Senator Toombs said that the opposition to the Kansas bill had continued because it was said to recognize the right of the people of a Territory, through the Territorial legislature, to establish or prohibit slavery. "When we condemned and abrogated Congressional intervention against us," said he, "that was a great point gained. Congress had actually excluded us from the Territories for thirty years. The people of a Territory had in no instance attempted such an iniquity. I considered it wise, prudent, and politic to settle the question against our common enemy, Congress, even if I left it unsettled as to our known friends, the people of the Territories. We could not settle the question of the power of the people over slavery while in a territorial condition, because Democrats differed on that point. We, therefore, declared in the Kansas bill that we left the people of the Territories perfectly free to form and regulate their domestic institutions in their own way, subject only to the Constitution of the United States. We decided to refer the question to the Supreme Court. It has gone there and been decided in our favor. The Southern friends of the measure repudiate the principle of squatter sovereignty. I stand its steady and uncompromising adversary. The doctrine of Douglas has not a leg to stand upon. Yet I do not belong to those who denounce him. The organization of the Democratic party leaves this an open question, and Mr. Douglas is at full liberty to take either side he may choose, and if he maintains his ground of neither making nor accepting new tests of political soundness, I shall consider him a political friend, and will accept him as the representative of the party, whatever it may tender him. I do not hesitate to tell you that, with his errors, I prefer him and would support him to-morrow against any opposition leader in America.
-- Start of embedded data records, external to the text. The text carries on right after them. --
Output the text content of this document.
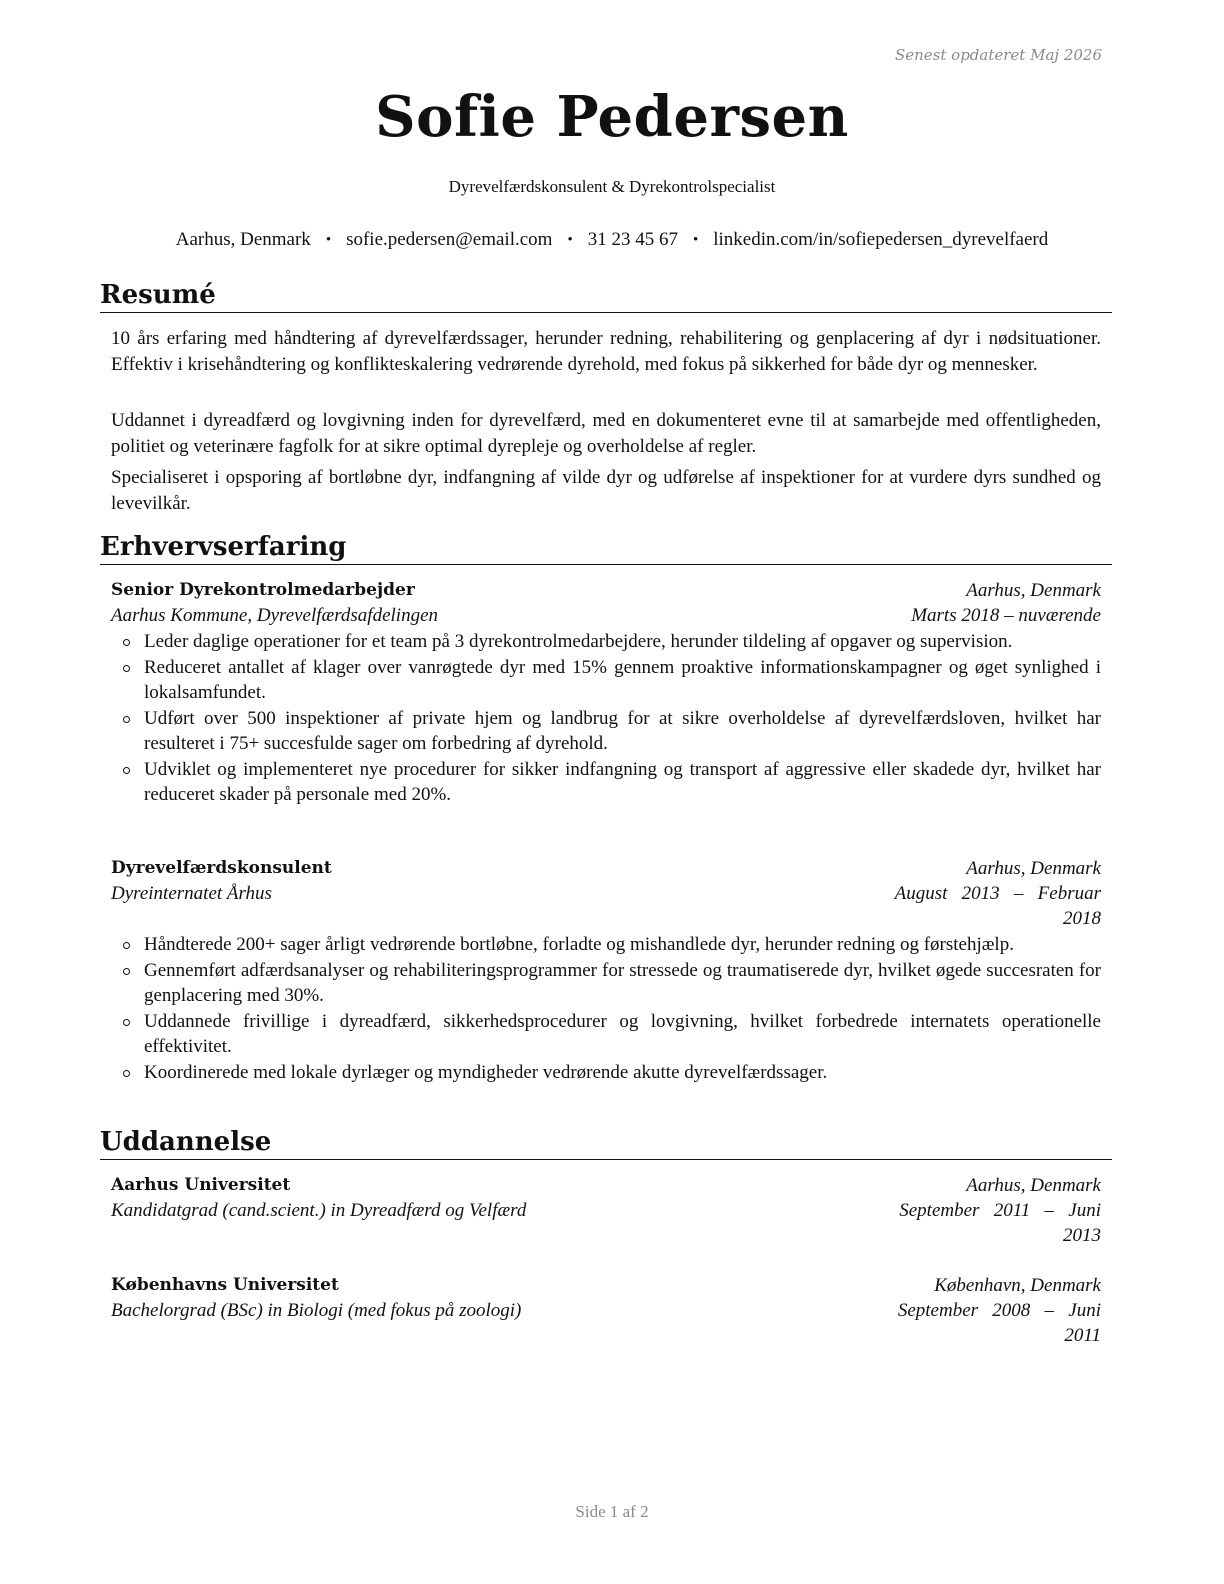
Senest opdateret Maj 2026
Sofie Pedersen
Dyrevelfærdskonsulent & Dyrekontrolspecialist
Aarhus, Denmark • sofie.pedersen@email.com • 31 23 45 67 • linkedin.com/in/sofiepedersen_dyrevelfaerd
Resumé
10 års erfaring med håndtering af dyrevelfærdssager, herunder redning, rehabilitering og genplacering af dyr i nødsituationer. Effektiv i krisehåndtering og konflikteskalering vedrørende dyrehold, med fokus på sikkerhed for både dyr og mennesker.
Uddannet i dyreadfærd og lovgivning inden for dyrevelfærd, med en dokumenteret evne til at samarbejde med offentligheden, politiet og veterinære fagfolk for at sikre optimal dyrepleje og overholdelse af regler.
Specialiseret i opsporing af bortløbne dyr, indfangning af vilde dyr og udførelse af inspektioner for at vurdere dyrs sundhed og levevilkår.
Erhvervserfaring
Senior Dyrekontrolmedarbejder	Aarhus, Denmark
Aarhus Kommune, Dyrevelfærdsafdelingen	Marts 2018 – nuværende
Leder daglige operationer for et team på 3 dyrekontrolmedarbejdere, herunder tildeling af opgaver og supervision.
Reduceret antallet af klager over vanrøgtede dyr med 15% gennem proaktive informationskampagner og øget synlighed i lokalsamfundet.
Udført over 500 inspektioner af private hjem og landbrug for at sikre overholdelse af dyrevelfærdsloven, hvilket har resulteret i 75+ succesfulde sager om forbedring af dyrehold.
Udviklet og implementeret nye procedurer for sikker indfangning og transport af aggressive eller skadede dyr, hvilket har reduceret skader på personale med 20%.
Dyrevelfærdskonsulent	Aarhus, Denmark
Dyreinternatet Århus	August   2013   –   Februar
2018
Håndterede 200+ sager årligt vedrørende bortløbne, forladte og mishandlede dyr, herunder redning og førstehjælp.
Gennemført adfærdsanalyser og rehabiliteringsprogrammer for stressede og traumatiserede dyr, hvilket øgede succesraten for genplacering med 30%.
Uddannede frivillige i dyreadfærd, sikkerhedsprocedurer og lovgivning, hvilket forbedrede internatets operationelle effektivitet.
Koordinerede med lokale dyrlæger og myndigheder vedrørende akutte dyrevelfærdssager.
Uddannelse
Aarhus Universitet	Aarhus, Denmark
Kandidatgrad (cand.scient.) in Dyreadfærd og Velfærd	September   2011   –   Juni
2013
Københavns Universitet	København, Denmark
Bachelorgrad (BSc) in Biologi (med fokus på zoologi)	September   2008   –   Juni
2011
Side 1 af 2
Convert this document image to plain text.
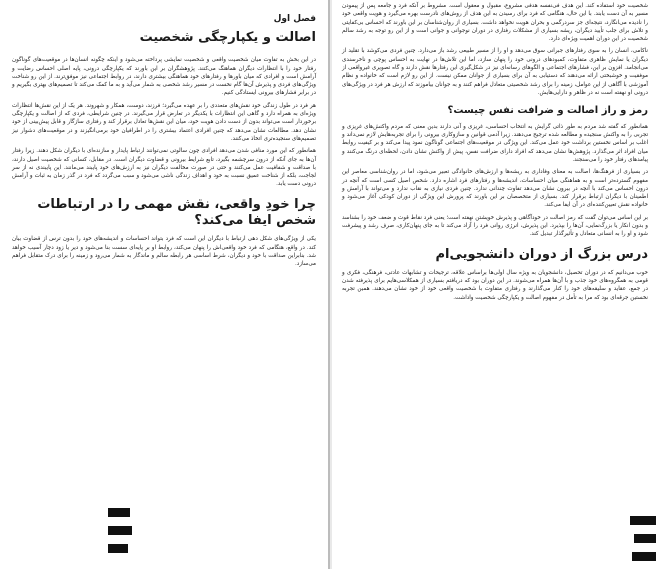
فصل اول
اصالت و یکپارچگی شخصیت

در این بخش به تفاوت میان شخصیت واقعی و شخصیت نمایشی پرداخته می‌شود و اینکه چگونه انسان‌ها در موقعیت‌های گوناگون رفتار خود را با انتظارات دیگران هماهنگ می‌کنند. پژوهشگران بر این باورند که یکپارچگی درونی، پایه اصلی احساس رضایت و آرامش است و افرادی که میان باورها و رفتارهای خود هماهنگی بیشتری دارند، در روابط اجتماعی نیز موفق‌ترند. از این رو شناخت ویژگی‌های فردی و پذیرش آن‌ها گام نخست در مسیر رشد شخصی به شمار می‌آید و به ما کمک می‌کند تا تصمیم‌های بهتری بگیریم و در برابر فشارهای بیرونی ایستادگی کنیم.

هر فرد در طول زندگی خود نقش‌های متعددی را بر عهده می‌گیرد؛ فرزند، دوست، همکار و شهروند. هر یک از این نقش‌ها انتظارات ویژه‌ای به همراه دارد و گاهی این انتظارات با یکدیگر در تعارض قرار می‌گیرند. در چنین شرایطی، فردی که از اصالت و یکپارچگی برخوردار است می‌تواند بدون از دست دادن هویت خود، میان این نقش‌ها تعادل برقرار کند و رفتاری سازگار و قابل پیش‌بینی از خود نشان دهد. مطالعات نشان می‌دهد که چنین افرادی اعتماد بیشتری را در اطرافیان خود برمی‌انگیزند و در موقعیت‌های دشوار نیز تصمیم‌های سنجیده‌تری اتخاذ می‌کنند.

همانطور که این مورد منافی شدن می‌دهد افرادی چون سالوتی نمی‌توانند ارتباط پایدار و سازنده‌ای با دیگران شکل دهند. زیرا رفتار آن‌ها به جای آنکه از درون سرچشمه بگیرد، تابع شرایط بیرونی و قضاوت دیگران است. در مقابل، کسانی که شخصیت اصیل دارند، با صداقت و شفافیت عمل می‌کنند و حتی در صورت مخالفت دیگران نیز به ارزش‌های خود پایبند می‌مانند. این پایبندی نه از سر لجاجت، بلکه از شناخت عمیق نسبت به خود و اهداف زندگی ناشی می‌شود و سبب می‌گردد که فرد در گذر زمان به ثبات و آرامش درونی دست یابد.

چرا خودِ واقعی، نقش مهمی را در ارتباطات شخص ایفا می‌کند؟

یکی از ویژگی‌های شکل دهی ارتباط با دیگران این است که فرد بتواند احساسات و اندیشه‌های خود را بدون ترس از قضاوت بیان کند. در واقع، هنگامی که فرد خود واقعی‌اش را پنهان می‌کند، روابط او بر پایه‌ای سست بنا می‌شود و دیر یا زود دچار آسیب خواهد شد. بنابراین صداقت با خود و دیگران، شرط اساسی هر رابطه سالم و ماندگار به شمار می‌رود و زمینه را برای درک متقابل فراهم می‌سازد.

شخصیت خود استفاده کند. این هدف فی‌نفسه هدفی مشروع، مقبول و معقول است. مشروط بر آنکه فرد و جامعه پس از پیمودن مسیر به آن دست یابند. با این حال، هنگامی که فرد برای رسیدن به این هدف از روش‌های نادرست بهره می‌گیرد و هویت واقعی خود را نادیده می‌انگارد، نتیجه‌ای جز سردرگمی و بحران هویت نخواهد داشت. بسیاری از روان‌شناسان بر این باورند که احساس بی‌کفایتی و تلاش برای جلب تأیید دیگران، ریشه بسیاری از مشکلات رفتاری در دوران نوجوانی و جوانی است و از این رو توجه به رشد سالم شخصیت در این دوران اهمیت ویژه‌ای دارد.

ناکامی، انسان را به سوی رفتارهای جبرانی سوق می‌دهد و او را از مسیر طبیعی رشد باز می‌دارد. چنین فردی می‌کوشد با تقلید از دیگران یا نمایش ظاهری متفاوت، کمبودهای درونی خود را پنهان سازد، اما این تلاش‌ها در نهایت به احساس پوچی و ناخرسندی می‌انجامد. افزون بر این، فشارهای اجتماعی و الگوهای رسانه‌ای نیز در شکل‌گیری این رفتارها نقش دارند و گاه تصویری غیرواقعی از موفقیت و خوشبختی ارائه می‌دهند که دستیابی به آن برای بسیاری از جوانان ممکن نیست. از این رو لازم است که خانواده و نظام آموزشی با آگاهی از این عوامل، زمینه را برای رشد شخصیتی متعادل فراهم کنند و به جوانان بیاموزند که ارزش هر فرد در ویژگی‌های درونی او نهفته است نه در ظاهر و دارایی‌هایش.

رمز و راز اصالت و ضرافت نفس چیست؟

همانطور که گفته شد مردم به طور ذاتی گرایش به انتخاب احساسی، غریزی و آنی دارند بدین معنی که مردم واکنش‌های غریزی و تجربی را به واکنش سنجیده و مطالعه شده ترجیح می‌دهند. زیرا آدمی قوانین و سازوکاری بیرونی را برای تجربه‌هایش لازم نمی‌داند و اغلب بر اساس نخستین برداشت خود عمل می‌کند. این ویژگی در موقعیت‌های اجتماعی گوناگون نمود پیدا می‌کند و بر کیفیت روابط میان افراد اثر می‌گذارد. پژوهش‌ها نشان می‌دهد که افراد دارای ضرافت نفس، پیش از واکنش نشان دادن، لحظه‌ای درنگ می‌کنند و پیامدهای رفتار خود را می‌سنجند.

در بسیاری از فرهنگ‌ها، اصالت به معنای وفاداری به ریشه‌ها و ارزش‌های خانوادگی تعبیر می‌شود، اما در روان‌شناسی معاصر این مفهوم گسترده‌تر است و به هماهنگی میان احساسات، اندیشه‌ها و رفتارهای فرد اشاره دارد. شخص اصیل کسی است که آنچه در درون احساس می‌کند با آنچه در بیرون نشان می‌دهد تفاوت چندانی ندارد. چنین فردی نیازی به نقاب ندارد و می‌تواند با آرامش و اطمینان با دیگران ارتباط برقرار کند. بسیاری از متخصصان بر این باورند که پرورش این ویژگی از دوران کودکی آغاز می‌شود و خانواده نقش تعیین‌کننده‌ای در آن ایفا می‌کند.

بر این اساس می‌توان گفت که رمز اصالت در خودآگاهی و پذیرش خویشتن نهفته است؛ یعنی فرد نقاط قوت و ضعف خود را بشناسد و بدون انکار یا بزرگ‌نمایی، آن‌ها را بپذیرد. این پذیرش، انرژی روانی فرد را آزاد می‌کند تا به جای پنهان‌کاری، صرف رشد و پیشرفت شود و او را به انسانی متعادل و تأثیرگذار تبدیل کند.

درس بزرگ از دوران دانشجویی‌ام

خوب می‌دانیم که در دوران تحصیل، دانشجویان به ویژه سال اولی‌ها براساس علاقه، ترجیحات و تشابهات عادتی، فرهنگی، فکری و قومی به همگروه‌های خود جذب و با آن‌ها همراه می‌شوند. در این دوران بود که دریافتم بسیاری از همکلاسی‌هایم برای پذیرفته شدن در جمع، عقاید و سلیقه‌های خود را کنار می‌گذارند و رفتاری متفاوت با شخصیت واقعی خود از خود نشان می‌دهند. همین تجربه نخستین جرقه‌ای بود که مرا به تأمل در مفهوم اصالت و یکپارچگی شخصیت واداشت.
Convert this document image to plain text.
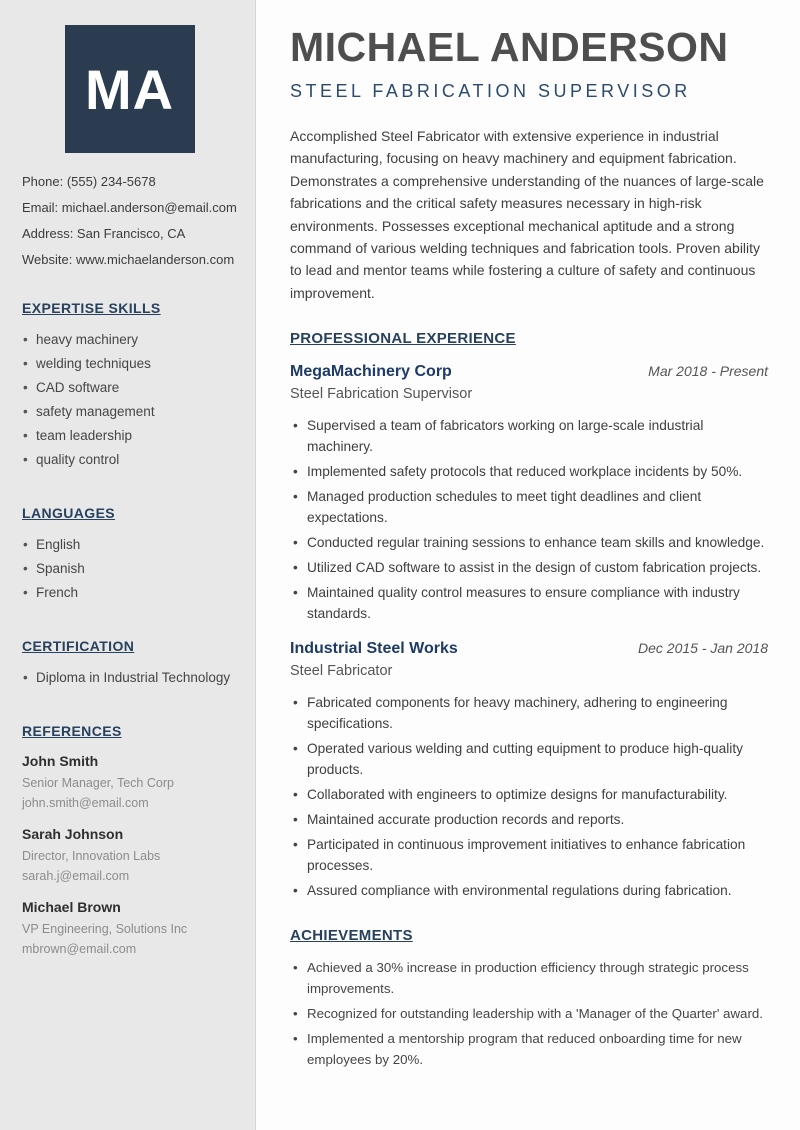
MA

Phone: (555) 234-5678

Email: michael.anderson@email.com

Address: San Francisco, CA

Website: www.michaelanderson.com

EXPERTISE SKILLS
• heavy machinery
• welding techniques
• CAD software
• safety management
• team leadership
• quality control
LANGUAGES
• English
• Spanish
• French
CERTIFICATION
• Diploma in Industrial Technology
REFERENCES

John Smith

Senior Manager, Tech Corp

john.smith@email.com

Sarah Johnson

Director, Innovation Labs

sarah.j@email.com

Michael Brown

VP Engineering, Solutions Inc

mbrown@email.com

MICHAEL ANDERSON
STEEL FABRICATION SUPERVISOR

Accomplished Steel Fabricator with extensive experience in industrial manufacturing, focusing on heavy machinery and equipment fabrication. Demonstrates a comprehensive understanding of the nuances of large-scale fabrications and the critical safety measures necessary in high-risk environments. Possesses exceptional mechanical aptitude and a strong command of various welding techniques and fabrication tools. Proven ability to lead and mentor teams while fostering a culture of safety and continuous improvement.

PROFESSIONAL EXPERIENCE
MegaMachinery Corp	Mar 2018 - Present

Steel Fabrication Supervisor

• Supervised a team of fabricators working on large-scale industrial machinery.
• Implemented safety protocols that reduced workplace incidents by 50%.
• Managed production schedules to meet tight deadlines and client expectations.
• Conducted regular training sessions to enhance team skills and knowledge.
• Utilized CAD software to assist in the design of custom fabrication projects.
• Maintained quality control measures to ensure compliance with industry standards.
Industrial Steel Works	Dec 2015 - Jan 2018

Steel Fabricator

• Fabricated components for heavy machinery, adhering to engineering specifications.
• Operated various welding and cutting equipment to produce high-quality products.
• Collaborated with engineers to optimize designs for manufacturability.
• Maintained accurate production records and reports.
• Participated in continuous improvement initiatives to enhance fabrication processes.
• Assured compliance with environmental regulations during fabrication.
ACHIEVEMENTS
• Achieved a 30% increase in production efficiency through strategic process improvements.
• Recognized for outstanding leadership with a 'Manager of the Quarter' award.
• Implemented a mentorship program that reduced onboarding time for new employees by 20%.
"We are told," said Mr. Toombs, "that we must put a new plank in the platform of the Democratic party, and demand the affirmance of the duty of Congress to prohibit slavery in a Territory, where such Territory may fail to discharge this duty. I reply, I do not think it is wise to do the thing proposed, and the inducement would not help the proposition. While I have already asserted full and complete power of Congress to do this, I think, with Mr. Madison, that it should be prudently and carefully exercised, and it ought not to be exercised until the occasion is imperative. There has been no occasion, from 1789 to this hour, calling for it, and I am more than willing that the Territorial settlers shall continue to govern themselves in their own way, so long as they respect the rights of all the people. I will not insult them by supposing them capable of disregarding the Constitution of the United States, or by assuming that they are incapable of honest self-government.
"No; I shall prescribe no new test of party fealty to Northern Democrats, those men who have hitherto stood with honor and fidelity upon their engagements. They have maintained the truth to their own hurt. They have displayed a patriotism, a magnanimity rarely equaled in the world's history, and I shall endeavor, in sunshine and in storm, with your approbation if I can get it, without it if I must, to stand by them with fidelity equal to their great deserts. If you will stand with me, we shall conquer faction in the North and South, and shall save the country from the curse of being ruled by the combination now calling itself the opposition. We shall leave this country to our children as we found it—united, strong, prosperous and happy."
This was a memorable speech, strong, sincere, and conservative, and had a marked effect. It was intended, not only to influence the canvass then pending, but to have an effect in controlling the National convention to be held six months later. It was copied far and wide, and the success of the State candidates whom Mr. Toombs supported showed that its statesmanlike utterances were adopted overwhelmingly in Georgia.